Мышонок перебирается на мою ладонь и становится похож на раздавленный цветок. Он нервно озирается.

– Всякий… – и мышонок воровито оглядывается через левый бок, – всякий, кто сотворит магию, тёмную магию по отношению к Хозяйке, её семье или… Помощникам – будет изгнан!!!

– Тоже мне, – говорю я. – Подумаешь – выгнали из шкафа! Велико ли горе.

– Это невыносимо для нас, – пискляво возражает Непослушный. – Изгнанный становится Бездомной Мышью… Ну, таким, как все остальные… уличные, дикие.

– Дикая мышь – это наказание, – соглашаюсь я.

– Настоящее, – поддакивает мышонок.

– Так я жду тебя у ёлки? – говорю я, пододвигаясь к шкафу. Мышонок ярким пятнышком прыгает в нутро «сыра», подбирает свою трещотку и производя массу разнообразных звуков, верещит:

– Я должен обежать всех! Пять минут!!!.

На всякий случай я притворяю дверцы шкафа. «Обежать всех…», – фыркаю я про себя, вообразив, как мышонок говорит кульку наших с Витей носков: «Все за мной! На ёлочку! Ура!»

– Кого-то он приведёт? – размышляю я и иду к игрушкам.

Разложив листы пергаментной бумаги на полу, я выкладываю маленьких стеклянных жильцов ёлки, игрушки из «секретерки» надменно и чуть лукаво наблюдают с высот дерева за моей возней внизу. На ступеньках лесенки лежит несколько зелёных игл.

Я вытаскиваю маленькую коробку, в ней Девочки – Красная Шапочка с недобрым лицом и подозрительным содержимым лукошка – не иначе, она догнала и съела Волка, напрасно болтавшего о погоде с дерзкой девчонкой, Дюймовочка, безмятежная, как небо над дюнами Ютландии. Плохая копия Цветочницы. И Герда. Герда с широко распахнутыми серыми глазами, на ней коротковатые, словно подстреленные вещи и Красные Башмачки.

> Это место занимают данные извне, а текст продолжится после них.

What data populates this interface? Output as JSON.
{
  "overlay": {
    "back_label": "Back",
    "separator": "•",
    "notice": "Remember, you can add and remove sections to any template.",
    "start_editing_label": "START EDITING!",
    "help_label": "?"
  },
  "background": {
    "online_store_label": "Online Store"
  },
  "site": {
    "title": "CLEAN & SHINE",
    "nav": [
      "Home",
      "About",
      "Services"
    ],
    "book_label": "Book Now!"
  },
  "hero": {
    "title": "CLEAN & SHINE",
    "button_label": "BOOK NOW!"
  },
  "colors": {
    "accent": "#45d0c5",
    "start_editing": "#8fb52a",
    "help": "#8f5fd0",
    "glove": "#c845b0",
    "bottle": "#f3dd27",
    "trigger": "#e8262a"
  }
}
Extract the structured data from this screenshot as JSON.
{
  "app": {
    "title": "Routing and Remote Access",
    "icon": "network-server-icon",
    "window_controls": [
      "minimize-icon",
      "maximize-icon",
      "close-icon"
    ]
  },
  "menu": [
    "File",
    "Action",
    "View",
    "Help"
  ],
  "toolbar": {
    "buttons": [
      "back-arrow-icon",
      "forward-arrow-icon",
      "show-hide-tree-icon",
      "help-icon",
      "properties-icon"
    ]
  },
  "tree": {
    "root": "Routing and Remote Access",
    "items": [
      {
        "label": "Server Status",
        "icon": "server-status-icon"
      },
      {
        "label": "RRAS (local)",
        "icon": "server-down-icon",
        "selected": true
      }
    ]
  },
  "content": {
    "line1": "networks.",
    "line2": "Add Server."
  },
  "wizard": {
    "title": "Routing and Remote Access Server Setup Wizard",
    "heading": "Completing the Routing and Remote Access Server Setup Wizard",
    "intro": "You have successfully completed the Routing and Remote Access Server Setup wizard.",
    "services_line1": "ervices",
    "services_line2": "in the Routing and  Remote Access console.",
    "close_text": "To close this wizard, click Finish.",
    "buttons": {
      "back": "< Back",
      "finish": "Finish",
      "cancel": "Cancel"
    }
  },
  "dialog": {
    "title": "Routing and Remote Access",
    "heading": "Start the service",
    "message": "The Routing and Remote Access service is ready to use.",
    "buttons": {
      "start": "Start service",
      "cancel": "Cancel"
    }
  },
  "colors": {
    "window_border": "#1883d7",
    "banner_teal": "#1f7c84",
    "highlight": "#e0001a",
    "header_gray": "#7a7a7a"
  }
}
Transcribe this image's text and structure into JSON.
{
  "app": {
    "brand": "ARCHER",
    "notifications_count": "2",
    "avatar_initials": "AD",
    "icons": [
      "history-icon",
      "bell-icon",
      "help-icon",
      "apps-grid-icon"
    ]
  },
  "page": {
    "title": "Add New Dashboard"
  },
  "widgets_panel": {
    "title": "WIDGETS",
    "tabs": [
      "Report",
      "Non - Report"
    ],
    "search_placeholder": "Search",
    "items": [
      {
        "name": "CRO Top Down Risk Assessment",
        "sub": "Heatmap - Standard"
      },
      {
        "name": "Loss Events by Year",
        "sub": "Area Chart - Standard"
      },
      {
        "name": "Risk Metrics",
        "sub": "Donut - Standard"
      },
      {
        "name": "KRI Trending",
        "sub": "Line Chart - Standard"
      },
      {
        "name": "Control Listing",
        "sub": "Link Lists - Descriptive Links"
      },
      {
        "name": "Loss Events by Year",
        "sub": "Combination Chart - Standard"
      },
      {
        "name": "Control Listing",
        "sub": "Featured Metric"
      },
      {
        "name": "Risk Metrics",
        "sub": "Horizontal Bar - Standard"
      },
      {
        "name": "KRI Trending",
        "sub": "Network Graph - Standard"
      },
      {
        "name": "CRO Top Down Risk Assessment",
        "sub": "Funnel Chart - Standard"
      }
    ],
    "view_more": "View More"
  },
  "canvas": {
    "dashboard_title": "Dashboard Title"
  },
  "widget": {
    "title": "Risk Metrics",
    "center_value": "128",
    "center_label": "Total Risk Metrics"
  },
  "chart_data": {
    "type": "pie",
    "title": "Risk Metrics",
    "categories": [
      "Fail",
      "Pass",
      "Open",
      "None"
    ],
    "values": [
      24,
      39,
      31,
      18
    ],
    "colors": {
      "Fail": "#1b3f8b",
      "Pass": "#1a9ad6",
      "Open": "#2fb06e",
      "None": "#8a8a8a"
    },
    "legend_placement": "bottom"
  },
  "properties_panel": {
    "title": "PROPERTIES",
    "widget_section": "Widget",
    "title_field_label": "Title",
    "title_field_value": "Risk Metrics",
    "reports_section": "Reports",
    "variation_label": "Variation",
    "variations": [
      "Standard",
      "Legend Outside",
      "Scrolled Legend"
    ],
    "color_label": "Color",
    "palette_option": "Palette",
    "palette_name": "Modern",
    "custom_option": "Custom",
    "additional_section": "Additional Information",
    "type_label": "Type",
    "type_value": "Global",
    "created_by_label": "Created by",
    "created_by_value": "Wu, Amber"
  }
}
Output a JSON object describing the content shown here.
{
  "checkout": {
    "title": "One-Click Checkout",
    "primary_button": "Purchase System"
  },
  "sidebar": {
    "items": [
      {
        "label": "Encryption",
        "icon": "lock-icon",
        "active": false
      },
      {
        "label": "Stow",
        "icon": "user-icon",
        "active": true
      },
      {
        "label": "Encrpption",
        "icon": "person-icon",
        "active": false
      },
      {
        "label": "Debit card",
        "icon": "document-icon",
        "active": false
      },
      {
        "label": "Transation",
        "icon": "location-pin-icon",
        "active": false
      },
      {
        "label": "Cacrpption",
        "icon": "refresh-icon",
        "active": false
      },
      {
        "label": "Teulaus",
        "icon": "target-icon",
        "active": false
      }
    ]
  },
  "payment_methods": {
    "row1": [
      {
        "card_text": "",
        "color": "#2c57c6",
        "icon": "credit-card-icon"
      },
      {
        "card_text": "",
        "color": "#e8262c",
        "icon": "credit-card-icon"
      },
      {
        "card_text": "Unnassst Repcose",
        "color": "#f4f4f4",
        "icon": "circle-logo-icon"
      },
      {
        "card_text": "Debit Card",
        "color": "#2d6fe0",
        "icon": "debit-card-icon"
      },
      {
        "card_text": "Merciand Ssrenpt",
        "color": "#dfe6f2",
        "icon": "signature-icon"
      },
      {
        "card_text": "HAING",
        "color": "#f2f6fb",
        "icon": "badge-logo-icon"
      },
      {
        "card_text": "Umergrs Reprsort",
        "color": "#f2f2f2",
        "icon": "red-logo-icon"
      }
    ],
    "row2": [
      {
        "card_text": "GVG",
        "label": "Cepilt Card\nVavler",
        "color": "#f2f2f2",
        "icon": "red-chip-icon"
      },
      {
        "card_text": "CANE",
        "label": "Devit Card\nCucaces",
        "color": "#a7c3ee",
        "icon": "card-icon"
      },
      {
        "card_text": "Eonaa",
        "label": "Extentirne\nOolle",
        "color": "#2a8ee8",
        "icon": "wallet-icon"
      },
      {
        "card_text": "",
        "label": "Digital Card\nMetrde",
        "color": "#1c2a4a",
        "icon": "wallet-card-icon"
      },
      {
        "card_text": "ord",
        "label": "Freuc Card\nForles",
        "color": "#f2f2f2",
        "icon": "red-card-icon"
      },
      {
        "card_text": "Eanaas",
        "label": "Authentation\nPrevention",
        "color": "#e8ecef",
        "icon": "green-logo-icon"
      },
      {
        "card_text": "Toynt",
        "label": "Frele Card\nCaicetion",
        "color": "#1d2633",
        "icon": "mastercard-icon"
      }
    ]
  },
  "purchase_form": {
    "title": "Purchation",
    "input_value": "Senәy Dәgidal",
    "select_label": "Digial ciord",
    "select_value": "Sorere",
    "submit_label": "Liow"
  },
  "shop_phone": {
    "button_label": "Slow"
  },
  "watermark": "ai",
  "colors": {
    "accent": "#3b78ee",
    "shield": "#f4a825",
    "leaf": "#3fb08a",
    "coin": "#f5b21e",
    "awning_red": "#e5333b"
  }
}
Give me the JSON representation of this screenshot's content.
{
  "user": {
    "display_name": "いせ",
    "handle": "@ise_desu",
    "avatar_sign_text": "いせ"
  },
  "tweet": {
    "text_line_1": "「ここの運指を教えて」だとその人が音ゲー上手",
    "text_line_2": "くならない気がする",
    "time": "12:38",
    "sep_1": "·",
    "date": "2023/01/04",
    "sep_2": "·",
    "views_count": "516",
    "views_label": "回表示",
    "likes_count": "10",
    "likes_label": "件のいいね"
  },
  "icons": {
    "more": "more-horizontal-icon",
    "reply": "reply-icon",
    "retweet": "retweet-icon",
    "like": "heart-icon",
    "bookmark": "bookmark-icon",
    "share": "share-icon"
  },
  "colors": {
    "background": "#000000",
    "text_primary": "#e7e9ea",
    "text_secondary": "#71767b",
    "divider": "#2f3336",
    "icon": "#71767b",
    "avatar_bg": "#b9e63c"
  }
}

Деву-защитницу я вешаю неподалеку от Солдатика, она вращается на верёвочке и вот-вот – закатает рукава ещё выше, выдернет нитку из волос и ринется по всей ёлке, искать Кая, да вот только скинет перед этим Красные Башмачки.

Те самые, что бросила она в реку (плясали ли они в её руках?)…

Неподалеку от хозяйки ручьёв, что убивают зиму, я развешиваю снежных птиц – младших психопомпов воробьев, двоих снегирей, клёста, они висят между нею и ангелами – сражение между ними грядёт. Из ватной колыбели являются тяжелые и легкие цветы, серебряные и золотые, похожие на пряник, елочки, грибы – некоторые из них облупились, и конечно же ограда цветника Женщины, Которая Умела Колдовать – живая изгородь из толстого стекла бутылочно-зеленого цвета, разрисованная мальвами, шток-розами и «братчиками» – анютиными глазками.

В дверях раздается шорох, я оборачиваюсь – вокруг лесенки, шурша, словно прибой, расселось мышиное воинство, на вид их больше пяти десятков.

Мыши взволнованы, и я тоже. С минуту всё застывает в некоем желеобразном молчании, даже снежинки за окнами противостоят гравитации от любопытства.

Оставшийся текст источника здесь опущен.